Some of the shifting is material: "previously, physical and mechanical media tools were used to create content which was directly accessible to human senses." But with digital materials, "rather than operating on sounds, images, film, or text directly, electronic and digital devices operate on the continuous electronic signals or discrete numerical data" (Manovich). Trauman suggests that the shift to binary modes creates a layer of abstraction in digital texts. Digital spaces are more fluid and open to invention in large part because of their many material and representational layers.
Manovich suggests that these layers are a key part of software. However, when we look at digital materials, we often see a composite, an elision of layers. The digital bent toward combination belies the layers and operations that perform and create the composite.
But what if layering becomes a deliberate part of the composing process? How might we pursue a rhetoric of layers? We might start with some questions: When does complexity become cacophony? When does combination become harmony? How does layering relate to shifts in compositional states (paper sketch, text draft, video capture, blog posting, etc.)? How is layering related to composing iterations (draft, response, revision)? How does time intersect with layers, especially when layers contain moving materials like sound or video?
We might start with some sound and video layers. The layers in the videos below blend live performances by the band, The Mountain Goats, with painting performances by Maxim Grunin. The mix of video tracks represents a specific kind of layering. An early attempt using Camtasia produced the example above on the left, which blends two video tracks using opacity adjustments.

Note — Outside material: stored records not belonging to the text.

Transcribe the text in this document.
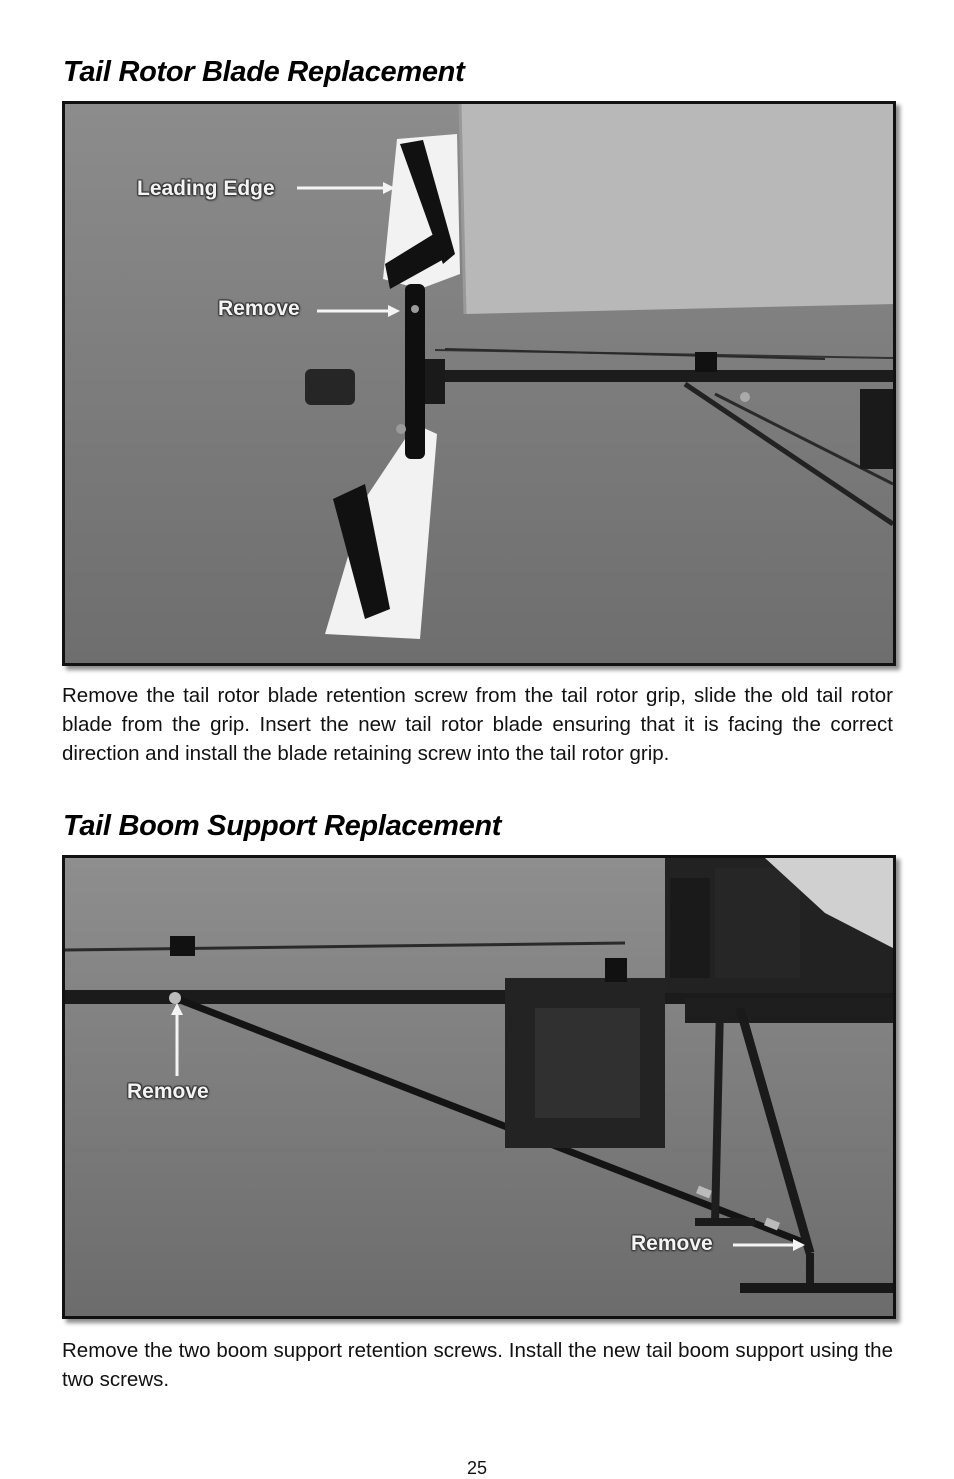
Tail Rotor Blade Replacement
Leading Edge
Remove

Remove the tail rotor blade retention screw from the tail rotor grip, slide the old tail rotor blade from the grip. Insert the new tail rotor blade ensuring that it is facing the correct direction and install the blade retaining screw into the tail rotor grip.

Tail Boom Support Replacement
Remove
Remove

Remove the two boom support retention screws. Install the new tail boom support using the two screws.

25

The two pieces lay over each other--perhaps suggesting an equivalence. The example on the right above represents a second iteration of the piece made in Final Cut Express. It creates a different mix, each layer occupying its own visual space in the composite image and creating a shifting border where the two layers come together.
A second kind of layering involves the scholarship tickers that run through the video. These are of two types: video tickers showing scrolling through a digital document; or videos tickers showing panning over a scanned document. These two streams of scholarship blend in the composition, each manifesting words (and ideas) in slightly different ways.
The audio and video layers create a kind of pacing--driven by the music. The tickers introduce another tempo--paced by the scrolling and panning. We can imagine at least two viewings: a "reading" of the piece with sustained attention to individual layers conducted (when too many layers accrue) through multiple viewings; or a holistic encounter with all of the layers. Any one layer might get our focused attention from time to time. Or we might attend to multiple layers at the same time, taking each in partially.
Adding a layer of hand-written text (composed digitally with a stylus) gives us words in yet another manifestation. We must now attend to the tickers and the text unfolding under the pen. The possibility of taking in a holistic reading by attending to all of these layers at once seems less likely. At some point, we saturate; the extra layer makes the holistic reading less pleasurable or possible. When do lots of layers become too many layers?
This is the question I put to Jason Loan regarding the two videos. Loan's response, though, recasts the discussion of layers yet again. In many ways, when Loan adds another layer, the holistic reading becomes again viable, even preferred. Though less comprehensive, the result of Loan's "ambient" response is a different kind of connected experience.